Ruby vs. Python comes down to the for loop (2021)

High-level views on Ruby vs Python

  • Many say the article overstates “for loop” differences; real gaps span imports, blocks, subclassing, chaining, metaprogramming, and philosophy.
  • Some see Ruby as extremely pleasant to write and highly productive; others prefer Python for readability, ubiquity, and its role as “better Perl/BASIC” and teaching language.
  • Several argue language choice mostly affects developer happiness; both are close enough that switching is feasible.

Rails, productivity, and alternatives

  • Strong praise for Rails as the default choice for early-stage SaaS: “use Rails unless there’s a very specific reason not to.”
  • Counterpoint: many new startups, especially YC-style, seem to choose full‑stack JavaScript instead.
  • Some insist Rails performance is generally fine; bottlenecks are usually database or architecture.
  • Before writing custom apps, multiple commenters advocate WordPress, spreadsheets, or vendors—anything that avoids bespoke code—though others warn about WordPress maintenance and security, preferring static sites plus simple workflows.

Async, performance, and implementations

  • One person prefers Python specifically for asyncio; others say Ruby’s async story is comparable and avoids “function coloring,” so asyncio is not a decisive advantage.
  • Python’s performance is criticized as pushing real workloads into C/C++/Fortran extensions; hope is pinned on upcoming JIT work.
  • Ruby is acknowledged as historically slow but improving (e.g., YJIT, alternative VMs like TruffleRuby); many value developer satisfaction over raw speed.

Ecosystem gaps: GUI, NLP, data/ML

  • For GUI work, both Ruby and Python are described as mediocre; using the platform’s primary language or JS/C++‑backed toolkits is recommended.
  • Ruby GUI options like Glimmer and faster runtimes are mentioned, but not widely validated in the thread.
  • Ruby NLP libraries exist but often appear unmaintained; consensus is that Python is the stronger choice for NLP, data science, and ML.

Language design, syntax, and readability

  • Ruby: praised for “everything is an expression,” Enumerable, blocks, chainable collection methods, and Smalltalk‑inspired control flow.
  • Critiques: noisy end delimiters, complex grammar (especially around interpolation), and heavy metaprogramming that can devolve into “magical” code and technical debt.
  • Python: praised as closer to pseudocode, with indentation‑based blocks improving visual clarity.
  • Critiques: inconsistent design (e.g., global sorted() vs list .sort() returning None, free functions vs methods), clunky syntax in places, and evolving “by fashion.”

Iteration, for-loops, and collection APIs

  • Multiple Rubyists say they almost never use for; idiomatic Ruby uses each, map, select, etc., often via Enumerable after defining each.
  • Python has parallel mechanisms (yield, __iter__, collections.abc), and commenters note the article’s “Stuff” examples are unidiomatic in both languages.
  • Some propose that list comprehensions and limited lambdas in Python would have been a more meaningful contrast than for.

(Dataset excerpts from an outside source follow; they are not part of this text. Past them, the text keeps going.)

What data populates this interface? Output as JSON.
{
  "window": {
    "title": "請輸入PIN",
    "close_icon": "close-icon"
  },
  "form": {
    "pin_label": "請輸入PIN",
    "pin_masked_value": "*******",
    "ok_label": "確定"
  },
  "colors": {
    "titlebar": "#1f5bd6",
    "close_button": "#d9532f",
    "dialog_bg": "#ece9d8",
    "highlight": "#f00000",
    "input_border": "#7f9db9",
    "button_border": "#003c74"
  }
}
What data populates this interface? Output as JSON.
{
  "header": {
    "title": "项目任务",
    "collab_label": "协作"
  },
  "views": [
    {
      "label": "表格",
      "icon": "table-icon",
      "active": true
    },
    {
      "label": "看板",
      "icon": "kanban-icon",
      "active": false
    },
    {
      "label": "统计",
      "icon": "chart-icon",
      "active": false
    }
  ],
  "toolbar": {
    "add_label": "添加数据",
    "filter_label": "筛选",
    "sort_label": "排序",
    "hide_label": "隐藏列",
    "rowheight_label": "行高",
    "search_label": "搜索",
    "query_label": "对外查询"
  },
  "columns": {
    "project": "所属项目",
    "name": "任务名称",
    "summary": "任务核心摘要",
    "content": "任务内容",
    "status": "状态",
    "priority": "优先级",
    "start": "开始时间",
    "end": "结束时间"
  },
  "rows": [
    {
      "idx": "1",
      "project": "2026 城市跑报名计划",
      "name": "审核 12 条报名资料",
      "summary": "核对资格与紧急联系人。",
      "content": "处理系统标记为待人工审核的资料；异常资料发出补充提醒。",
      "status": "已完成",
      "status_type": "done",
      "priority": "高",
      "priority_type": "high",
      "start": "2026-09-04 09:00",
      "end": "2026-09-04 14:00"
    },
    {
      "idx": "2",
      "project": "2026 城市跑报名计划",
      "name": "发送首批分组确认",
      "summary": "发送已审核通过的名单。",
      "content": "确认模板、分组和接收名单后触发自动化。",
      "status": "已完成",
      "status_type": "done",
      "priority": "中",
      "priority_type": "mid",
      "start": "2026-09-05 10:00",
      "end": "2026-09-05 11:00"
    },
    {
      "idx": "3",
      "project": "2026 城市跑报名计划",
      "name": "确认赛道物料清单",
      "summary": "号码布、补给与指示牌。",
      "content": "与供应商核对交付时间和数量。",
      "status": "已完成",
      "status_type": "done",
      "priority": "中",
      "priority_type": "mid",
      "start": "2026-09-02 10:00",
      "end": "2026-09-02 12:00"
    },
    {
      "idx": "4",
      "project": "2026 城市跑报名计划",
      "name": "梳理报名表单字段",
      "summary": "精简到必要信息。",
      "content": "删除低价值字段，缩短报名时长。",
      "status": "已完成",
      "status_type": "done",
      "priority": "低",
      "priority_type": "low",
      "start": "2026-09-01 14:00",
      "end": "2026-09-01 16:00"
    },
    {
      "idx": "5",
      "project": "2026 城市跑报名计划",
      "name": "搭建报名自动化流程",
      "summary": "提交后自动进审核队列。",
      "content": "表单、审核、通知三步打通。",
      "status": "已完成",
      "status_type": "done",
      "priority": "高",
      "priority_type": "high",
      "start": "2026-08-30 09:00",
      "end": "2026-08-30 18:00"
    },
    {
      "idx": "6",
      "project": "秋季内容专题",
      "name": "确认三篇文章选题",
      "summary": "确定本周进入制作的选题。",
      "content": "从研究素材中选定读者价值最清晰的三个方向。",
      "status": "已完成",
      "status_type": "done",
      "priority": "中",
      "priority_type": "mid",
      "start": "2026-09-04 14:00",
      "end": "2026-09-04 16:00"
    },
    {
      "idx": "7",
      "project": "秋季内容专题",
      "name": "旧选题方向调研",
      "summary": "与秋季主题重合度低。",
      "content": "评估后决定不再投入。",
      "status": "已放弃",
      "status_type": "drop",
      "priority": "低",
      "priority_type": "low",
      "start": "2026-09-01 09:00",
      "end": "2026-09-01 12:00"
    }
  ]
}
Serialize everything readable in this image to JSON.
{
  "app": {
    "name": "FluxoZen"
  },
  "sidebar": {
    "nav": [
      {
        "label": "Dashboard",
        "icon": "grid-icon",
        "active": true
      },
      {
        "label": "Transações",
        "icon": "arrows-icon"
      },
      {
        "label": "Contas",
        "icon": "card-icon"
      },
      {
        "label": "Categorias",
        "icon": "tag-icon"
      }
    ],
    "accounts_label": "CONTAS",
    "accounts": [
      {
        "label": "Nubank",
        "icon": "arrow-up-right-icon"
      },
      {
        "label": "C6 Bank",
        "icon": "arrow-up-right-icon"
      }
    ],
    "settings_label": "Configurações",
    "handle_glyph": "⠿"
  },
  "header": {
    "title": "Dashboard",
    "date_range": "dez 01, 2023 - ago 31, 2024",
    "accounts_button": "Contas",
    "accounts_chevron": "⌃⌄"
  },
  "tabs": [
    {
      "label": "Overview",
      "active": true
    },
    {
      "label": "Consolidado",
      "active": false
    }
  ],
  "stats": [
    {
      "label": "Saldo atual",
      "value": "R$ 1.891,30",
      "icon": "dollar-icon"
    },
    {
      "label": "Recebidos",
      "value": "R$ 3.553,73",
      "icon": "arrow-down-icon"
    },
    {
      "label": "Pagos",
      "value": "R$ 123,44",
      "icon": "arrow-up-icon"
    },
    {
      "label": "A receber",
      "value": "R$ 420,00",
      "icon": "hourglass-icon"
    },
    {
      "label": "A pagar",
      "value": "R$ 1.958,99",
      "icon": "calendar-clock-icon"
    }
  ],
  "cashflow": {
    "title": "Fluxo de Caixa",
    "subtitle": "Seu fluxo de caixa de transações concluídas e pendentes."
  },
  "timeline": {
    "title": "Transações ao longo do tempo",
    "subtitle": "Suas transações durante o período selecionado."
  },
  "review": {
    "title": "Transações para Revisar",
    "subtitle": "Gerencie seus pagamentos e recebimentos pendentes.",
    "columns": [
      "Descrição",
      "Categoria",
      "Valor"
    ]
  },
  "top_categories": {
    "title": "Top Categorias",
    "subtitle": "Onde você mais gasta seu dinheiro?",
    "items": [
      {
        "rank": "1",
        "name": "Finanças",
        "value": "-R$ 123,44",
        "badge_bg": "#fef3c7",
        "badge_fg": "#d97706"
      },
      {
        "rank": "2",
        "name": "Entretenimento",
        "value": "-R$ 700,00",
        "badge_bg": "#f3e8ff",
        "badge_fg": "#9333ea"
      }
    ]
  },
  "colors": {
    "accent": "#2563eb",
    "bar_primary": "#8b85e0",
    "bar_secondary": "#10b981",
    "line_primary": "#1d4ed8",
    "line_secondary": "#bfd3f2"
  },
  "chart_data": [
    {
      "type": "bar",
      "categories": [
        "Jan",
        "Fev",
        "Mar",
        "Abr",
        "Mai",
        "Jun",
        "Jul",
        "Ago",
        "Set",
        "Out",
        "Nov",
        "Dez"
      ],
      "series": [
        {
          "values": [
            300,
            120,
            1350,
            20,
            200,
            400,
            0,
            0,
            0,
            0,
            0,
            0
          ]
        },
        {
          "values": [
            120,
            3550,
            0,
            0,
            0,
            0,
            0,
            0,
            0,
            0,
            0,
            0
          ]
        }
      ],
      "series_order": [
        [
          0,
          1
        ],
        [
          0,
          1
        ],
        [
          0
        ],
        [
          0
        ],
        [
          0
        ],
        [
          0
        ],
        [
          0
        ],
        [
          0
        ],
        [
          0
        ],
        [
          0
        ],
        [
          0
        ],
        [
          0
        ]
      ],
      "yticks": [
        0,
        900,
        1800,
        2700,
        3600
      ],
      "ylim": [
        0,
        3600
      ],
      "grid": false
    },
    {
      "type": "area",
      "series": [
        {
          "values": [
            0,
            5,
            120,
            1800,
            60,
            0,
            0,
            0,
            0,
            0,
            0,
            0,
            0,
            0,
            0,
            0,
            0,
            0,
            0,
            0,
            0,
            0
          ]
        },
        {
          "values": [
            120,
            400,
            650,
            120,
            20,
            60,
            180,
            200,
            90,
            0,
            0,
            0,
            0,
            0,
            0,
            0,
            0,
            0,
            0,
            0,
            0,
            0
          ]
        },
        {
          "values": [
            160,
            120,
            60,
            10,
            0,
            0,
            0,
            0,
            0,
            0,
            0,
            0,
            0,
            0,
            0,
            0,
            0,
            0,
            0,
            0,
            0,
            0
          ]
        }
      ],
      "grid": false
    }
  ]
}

Typing, tooling, and maintainability

  • Python: type hints plus tools like Pyright/Pylance are seen as surprisingly effective, improving catchability of mistakes like my_list.sort() assignments.
  • Ruby: Sorbet is praised where used (e.g., for LSP support and method reference finding) but criticized for weak generics and limited adoption; many large codebases remain dynamically typed.
  • Several complain that Ruby’s dynamic features (runtime method creation, method_missing, Rails conventions) hurt grepability and newcomers’ understanding; others argue teams should restrict such patterns via linters and code review.

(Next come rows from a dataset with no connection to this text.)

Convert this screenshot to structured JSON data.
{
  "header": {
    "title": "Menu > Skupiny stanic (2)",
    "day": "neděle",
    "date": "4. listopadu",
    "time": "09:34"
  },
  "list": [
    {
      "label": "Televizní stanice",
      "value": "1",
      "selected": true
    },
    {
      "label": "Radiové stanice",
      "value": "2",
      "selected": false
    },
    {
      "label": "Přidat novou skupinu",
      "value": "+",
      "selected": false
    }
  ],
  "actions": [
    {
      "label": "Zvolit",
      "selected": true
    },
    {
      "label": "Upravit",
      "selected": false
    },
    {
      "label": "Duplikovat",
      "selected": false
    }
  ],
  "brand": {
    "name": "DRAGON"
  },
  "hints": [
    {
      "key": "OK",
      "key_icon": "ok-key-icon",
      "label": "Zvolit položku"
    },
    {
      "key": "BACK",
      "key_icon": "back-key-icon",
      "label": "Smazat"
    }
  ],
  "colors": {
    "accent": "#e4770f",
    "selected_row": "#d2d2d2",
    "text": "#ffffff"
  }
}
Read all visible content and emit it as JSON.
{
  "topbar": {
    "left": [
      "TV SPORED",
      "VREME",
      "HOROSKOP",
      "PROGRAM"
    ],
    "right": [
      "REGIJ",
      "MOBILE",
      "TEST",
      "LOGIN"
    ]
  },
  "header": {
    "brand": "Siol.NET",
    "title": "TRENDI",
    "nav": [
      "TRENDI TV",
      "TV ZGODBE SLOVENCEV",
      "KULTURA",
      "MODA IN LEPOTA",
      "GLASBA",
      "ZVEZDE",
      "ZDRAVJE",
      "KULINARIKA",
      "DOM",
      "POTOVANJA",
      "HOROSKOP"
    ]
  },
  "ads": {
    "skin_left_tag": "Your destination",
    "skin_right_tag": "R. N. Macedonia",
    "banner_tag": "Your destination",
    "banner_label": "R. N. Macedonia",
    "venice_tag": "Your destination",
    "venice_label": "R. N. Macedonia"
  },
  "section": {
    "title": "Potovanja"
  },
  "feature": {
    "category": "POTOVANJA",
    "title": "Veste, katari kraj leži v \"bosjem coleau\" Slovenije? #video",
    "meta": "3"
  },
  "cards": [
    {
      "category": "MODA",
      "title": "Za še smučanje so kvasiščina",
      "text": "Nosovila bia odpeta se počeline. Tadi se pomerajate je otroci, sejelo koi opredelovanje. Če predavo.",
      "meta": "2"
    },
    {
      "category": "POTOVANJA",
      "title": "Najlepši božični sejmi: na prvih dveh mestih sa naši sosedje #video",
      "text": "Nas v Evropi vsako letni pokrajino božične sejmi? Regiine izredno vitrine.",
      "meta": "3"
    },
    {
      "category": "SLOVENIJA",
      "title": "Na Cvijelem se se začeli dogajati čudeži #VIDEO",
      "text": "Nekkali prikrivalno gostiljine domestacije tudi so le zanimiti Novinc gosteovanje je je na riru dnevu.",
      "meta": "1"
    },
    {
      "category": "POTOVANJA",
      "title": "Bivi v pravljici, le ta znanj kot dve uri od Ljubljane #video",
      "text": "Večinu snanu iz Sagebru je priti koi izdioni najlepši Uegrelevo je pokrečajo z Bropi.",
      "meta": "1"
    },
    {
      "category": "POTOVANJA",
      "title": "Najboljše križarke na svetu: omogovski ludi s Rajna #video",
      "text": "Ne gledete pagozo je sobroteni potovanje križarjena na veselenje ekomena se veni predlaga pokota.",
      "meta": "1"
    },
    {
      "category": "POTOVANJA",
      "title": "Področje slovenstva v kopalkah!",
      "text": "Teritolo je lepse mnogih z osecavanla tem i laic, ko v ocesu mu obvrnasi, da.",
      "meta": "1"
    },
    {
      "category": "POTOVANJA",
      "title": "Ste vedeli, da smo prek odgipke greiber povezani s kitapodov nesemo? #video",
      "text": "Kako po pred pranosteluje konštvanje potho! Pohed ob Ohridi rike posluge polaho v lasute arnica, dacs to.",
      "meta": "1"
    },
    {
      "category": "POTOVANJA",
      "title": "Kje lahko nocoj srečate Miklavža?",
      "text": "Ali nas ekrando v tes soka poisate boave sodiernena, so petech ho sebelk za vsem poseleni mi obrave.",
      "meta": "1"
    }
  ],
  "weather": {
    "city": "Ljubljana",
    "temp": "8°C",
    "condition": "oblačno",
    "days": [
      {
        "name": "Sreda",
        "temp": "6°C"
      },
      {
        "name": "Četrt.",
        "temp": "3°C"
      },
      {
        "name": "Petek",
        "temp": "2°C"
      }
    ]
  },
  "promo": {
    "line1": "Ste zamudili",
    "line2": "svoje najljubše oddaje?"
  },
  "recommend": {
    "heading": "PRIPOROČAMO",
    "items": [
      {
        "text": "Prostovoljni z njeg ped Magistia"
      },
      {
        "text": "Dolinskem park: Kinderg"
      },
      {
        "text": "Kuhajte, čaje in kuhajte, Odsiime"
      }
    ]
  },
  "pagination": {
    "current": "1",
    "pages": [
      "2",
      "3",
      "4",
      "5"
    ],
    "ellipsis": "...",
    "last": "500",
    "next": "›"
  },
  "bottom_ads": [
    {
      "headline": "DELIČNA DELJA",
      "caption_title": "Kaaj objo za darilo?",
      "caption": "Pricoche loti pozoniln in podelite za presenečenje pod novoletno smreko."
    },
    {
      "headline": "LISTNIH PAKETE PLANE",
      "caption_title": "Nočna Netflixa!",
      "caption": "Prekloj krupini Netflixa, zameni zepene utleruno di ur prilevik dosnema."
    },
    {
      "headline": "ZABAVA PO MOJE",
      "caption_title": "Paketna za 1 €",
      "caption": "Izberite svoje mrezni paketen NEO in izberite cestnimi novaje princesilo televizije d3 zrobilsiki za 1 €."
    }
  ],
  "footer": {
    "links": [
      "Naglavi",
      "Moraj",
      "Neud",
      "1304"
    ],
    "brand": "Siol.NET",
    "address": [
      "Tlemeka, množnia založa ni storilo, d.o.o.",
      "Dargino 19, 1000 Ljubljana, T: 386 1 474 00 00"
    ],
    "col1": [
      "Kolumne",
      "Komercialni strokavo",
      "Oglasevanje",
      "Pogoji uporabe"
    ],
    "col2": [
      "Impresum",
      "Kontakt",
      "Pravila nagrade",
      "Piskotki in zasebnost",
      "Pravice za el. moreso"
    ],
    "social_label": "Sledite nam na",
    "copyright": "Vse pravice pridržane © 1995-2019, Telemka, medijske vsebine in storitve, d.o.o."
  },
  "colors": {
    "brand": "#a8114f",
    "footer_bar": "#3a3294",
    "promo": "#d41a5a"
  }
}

Numerics and beginner expectations

  • Debate around 1/2 behavior: Ruby returns 0 (integer division), Python 3 returns 0.5 (float), Python 2 used to match Ruby.
  • One side argues languages should match everyday math intuition, especially for novices and scientists; the other side defends integer division as conventional in many languages and stresses that all programmers must eventually learn about integer and floating‑point subtleties.